29.5.11

Gordos do mundo, uni-vos!

Texto de Antonio Prata, publicado na Folha de São Paulo em 27.4.2011. 
Adorei!

  

A SEGUNDA METADE do século 20 assistiu à fragmentação das lutas e ao alargamento dos direitos: os negros se organizaram, as mulheres se organizaram, os judeus se organizaram, os gays se organizaram -até os ruivos, ouvi dizer, têm associações contra o preconceito cromocapilar que, parece, sofrem por aí.


     Ótimo. Hoje, o sujeito pensa duas vezes antes de pintar suásticas ou enfiar um cone branco na cabeça, vestir os lençóis da cama e sair queimando cruzes pelas ruas. O problema é que sobrou uma única minoria, desarticulada e sem líderes, tomando na cabeça todos os cascudos que os últimos séculos dividiram entre os grupos supracitados: os gordos.


     Na supremacia magra em que vivemos, já não se medem mais crânios para atestar a superioridade de ninguém, medem-se abdomens. O gordo, hoje, anda com os ombros curvados e os olhos baixos, como o judeu na Alemanha, em 1933, os negros, durante o Apartheid, uma mulher ou um gay num ônibus, tomado pela Gaviões da Fiel. Ainda não há campos de extermínio para obesos nem leis impedindo seu ir e vir, mas, pelas esquinas e mesas de bar, pelas praias e parques, podem-se ouvir os cochichos, cada vez menos discretos: "Deus do céu, será que ele não tem vergonha na cara?!", "Devia ser proibido uma mulher dessas usar biquíni!", "Se fosse um filho meu, internava num SPA!".


     A ciência decretou, a moda difundiu, nossos superegos aceitaram: gordo é errado.
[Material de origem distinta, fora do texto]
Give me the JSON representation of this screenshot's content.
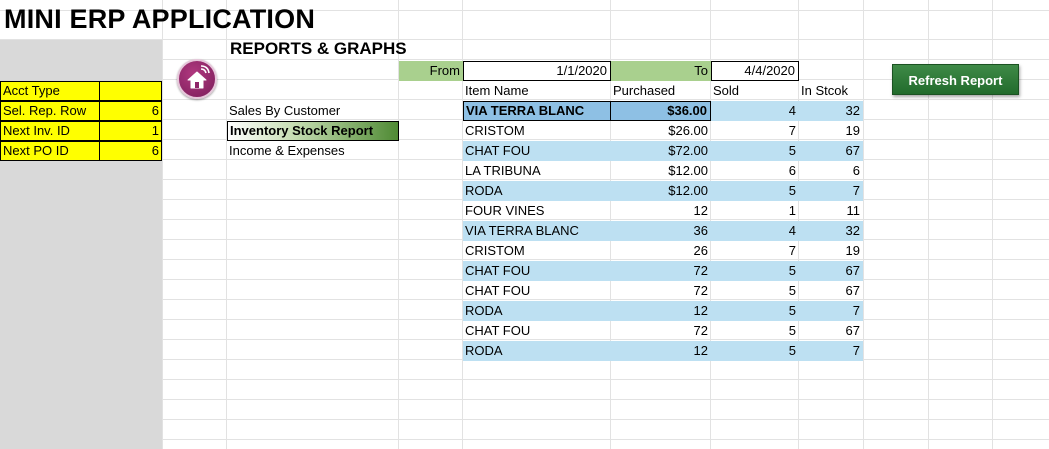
{
  "app": {
    "title": "MINI ERP APPLICATION",
    "section": "REPORTS & GRAPHS"
  },
  "side": {
    "rows": [
      {
        "label": "Acct Type",
        "value": ""
      },
      {
        "label": "Sel. Rep. Row",
        "value": "6"
      },
      {
        "label": "Next Inv. ID",
        "value": "1"
      },
      {
        "label": "Next PO ID",
        "value": "6"
      }
    ]
  },
  "menu": {
    "items": [
      {
        "label": "Sales By Customer"
      },
      {
        "label": "Inventory Stock Report"
      },
      {
        "label": "Income & Expenses"
      }
    ]
  },
  "date": {
    "from_label": "From",
    "from_value": "1/1/2020",
    "to_label": "To",
    "to_value": "4/4/2020"
  },
  "refresh_label": "Refresh Report",
  "table": {
    "headers": [
      "Item Name",
      "Purchased",
      "Sold",
      "In Stcok"
    ],
    "rows": [
      {
        "name": "VIA TERRA BLANC",
        "purchased": "$36.00",
        "sold": "4",
        "stock": "32"
      },
      {
        "name": "CRISTOM",
        "purchased": "$26.00",
        "sold": "7",
        "stock": "19"
      },
      {
        "name": "CHAT FOU",
        "purchased": "$72.00",
        "sold": "5",
        "stock": "67"
      },
      {
        "name": "LA TRIBUNA",
        "purchased": "$12.00",
        "sold": "6",
        "stock": "6"
      },
      {
        "name": "RODA",
        "purchased": "$12.00",
        "sold": "5",
        "stock": "7"
      },
      {
        "name": "FOUR VINES",
        "purchased": "12",
        "sold": "1",
        "stock": "11"
      },
      {
        "name": "VIA TERRA BLANC",
        "purchased": "36",
        "sold": "4",
        "stock": "32"
      },
      {
        "name": "CRISTOM",
        "purchased": "26",
        "sold": "7",
        "stock": "19"
      },
      {
        "name": "CHAT FOU",
        "purchased": "72",
        "sold": "5",
        "stock": "67"
      },
      {
        "name": "CHAT FOU",
        "purchased": "72",
        "sold": "5",
        "stock": "67"
      },
      {
        "name": "RODA",
        "purchased": "12",
        "sold": "5",
        "stock": "7"
      },
      {
        "name": "CHAT FOU",
        "purchased": "72",
        "sold": "5",
        "stock": "67"
      },
      {
        "name": "RODA",
        "purchased": "12",
        "sold": "5",
        "stock": "7"
      }
    ]
  },
  "colors": {
    "side_yellow": "#ffff00",
    "date_green": "#a9d08e",
    "row_blue": "#bde0f2",
    "refresh_green": "#2f7a38",
    "home_purple": "#8e2468"
  },
  "icons": {
    "home": "home-icon",
    "wifi": "wifi-icon"
  }
}
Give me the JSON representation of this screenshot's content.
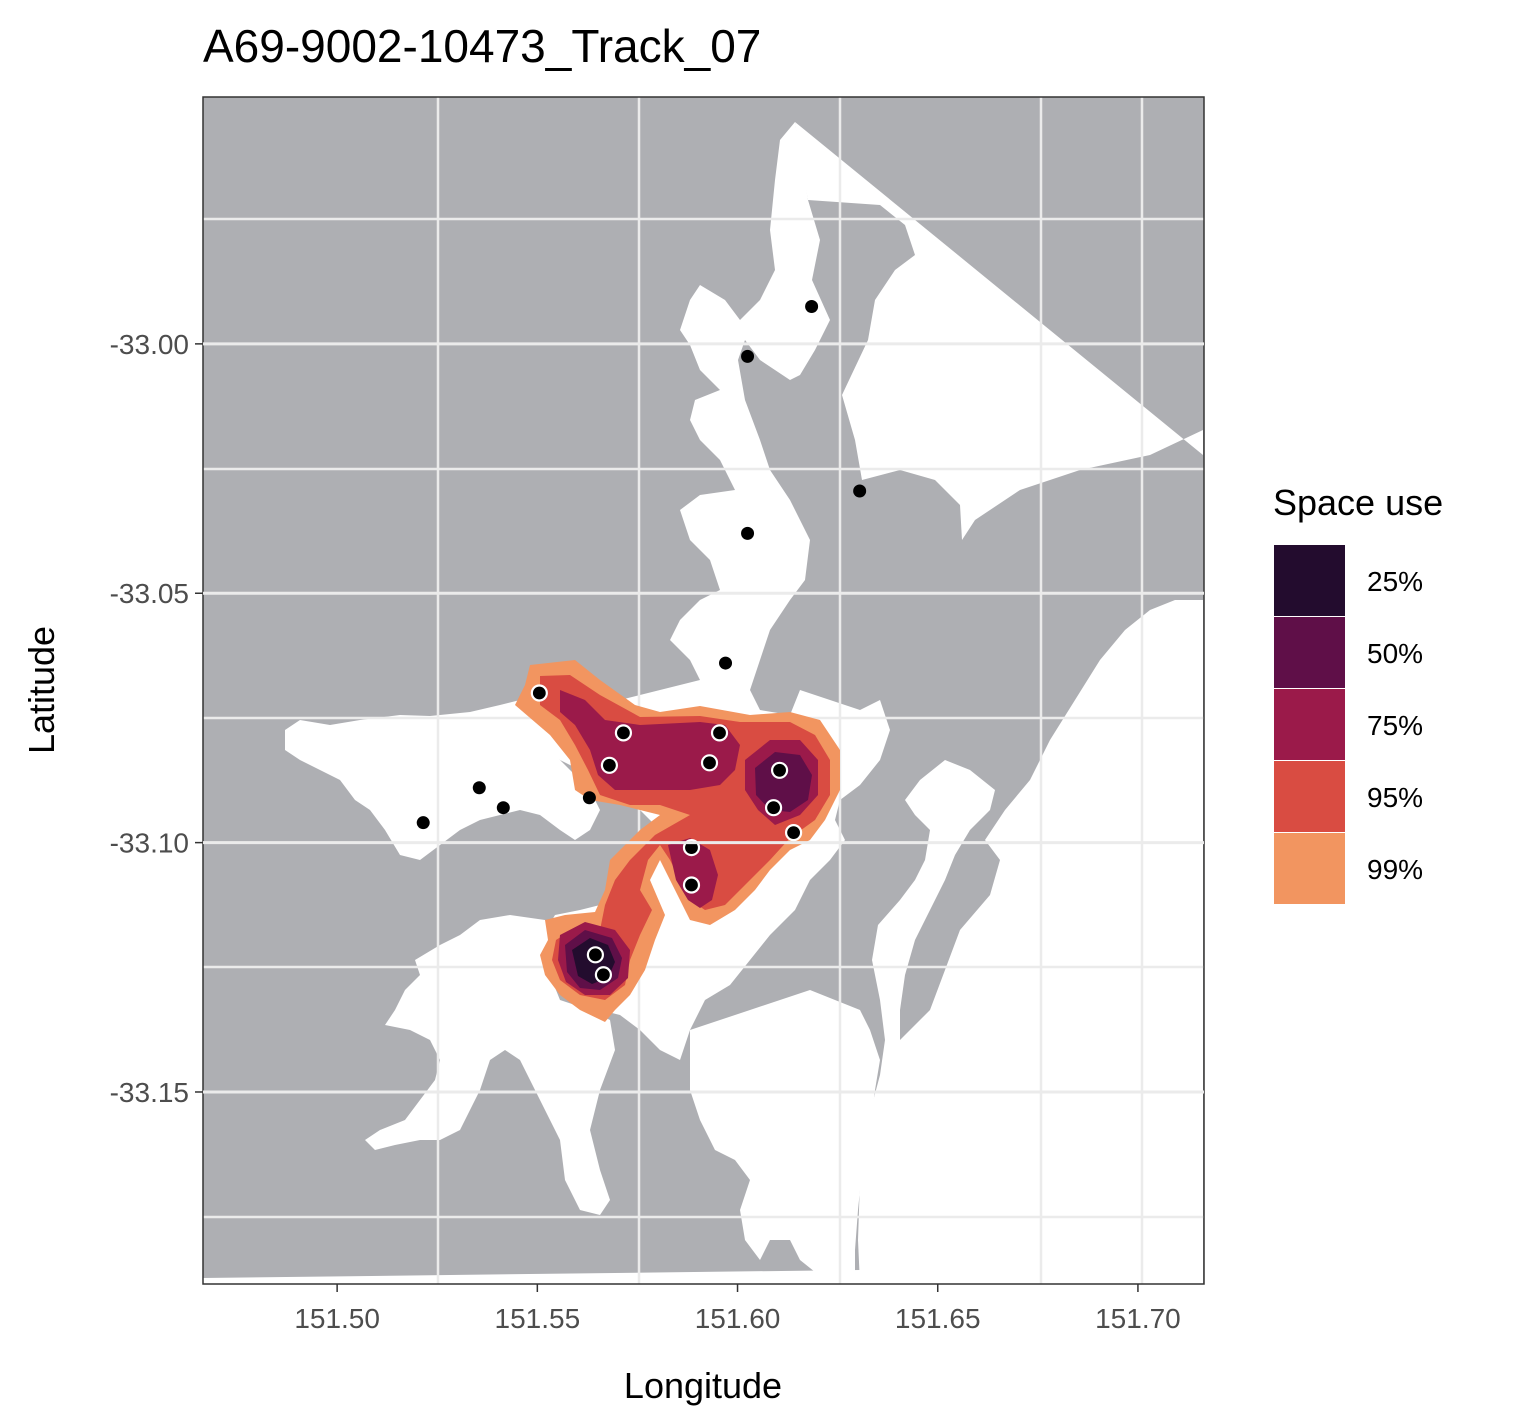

Gordo é um descontrolado -e o autocontrole, hoje em dia, é tudo. Prega o espírito de nossa época que cada um de nós é uma empresinha a ser racionalmente administrada, e, no balancete diário de nossos corpos, o acúmulo de calorias é como um deficit econômico.


O gordo é um latifúndio improdutivo, máquina parada, ciclo vicioso.     Ok: o brasileiro anda comendo mal. De fato, cada degrau que ascendemos na escala social é um buraquinho que alargamos no cinto. É bom que o governo faça campanhas por hábitos mais saudáveis, que as escolas ensinem educação alimentar, que meu querido Drauzio Varella nos lembre que nem só de papilas gustativas vive o homem; que, de coxinha em coxinha, nossas artérias vão acabar entupidas como a avenida Rebouças, às 6h da tarde.


     O preconceito, contudo, essa campanha raivosa que trata a todos aqueles que não se encaixam no diet-zeitgeist como se fossem poltergeists, não nasce da preocupação com o outro. É o ressentimento que faz com que as bocas que se fecham tão estoicamente à comida abram-se vorazmente para maldizer os gordos. Pois o gordo, meus caros, é o novo libertino. Quando o sexo era proibido, a prostituta era "feita pra apanhar", era "boa de cuspir". Hoje, com o sexo como totem e o torresmo como tabu, os que trocaram a penitência diária pelas abdominais e a hóstia pela granola, buscando a transcendência pela contenção, ficam indignados com a banha alheia. Por que é que eu preciso sofrer tantas privações, pensam eles, enquanto outros podem viajar na maionese?


     Gordos do mundo, uni-vos! Ostentais as panças com orgulho. Há em vosso guloso descontrole uma nota de revolta contra um mundo que encolhe; um mundo que, cada vez mais, quer menos -em todos os sentidos.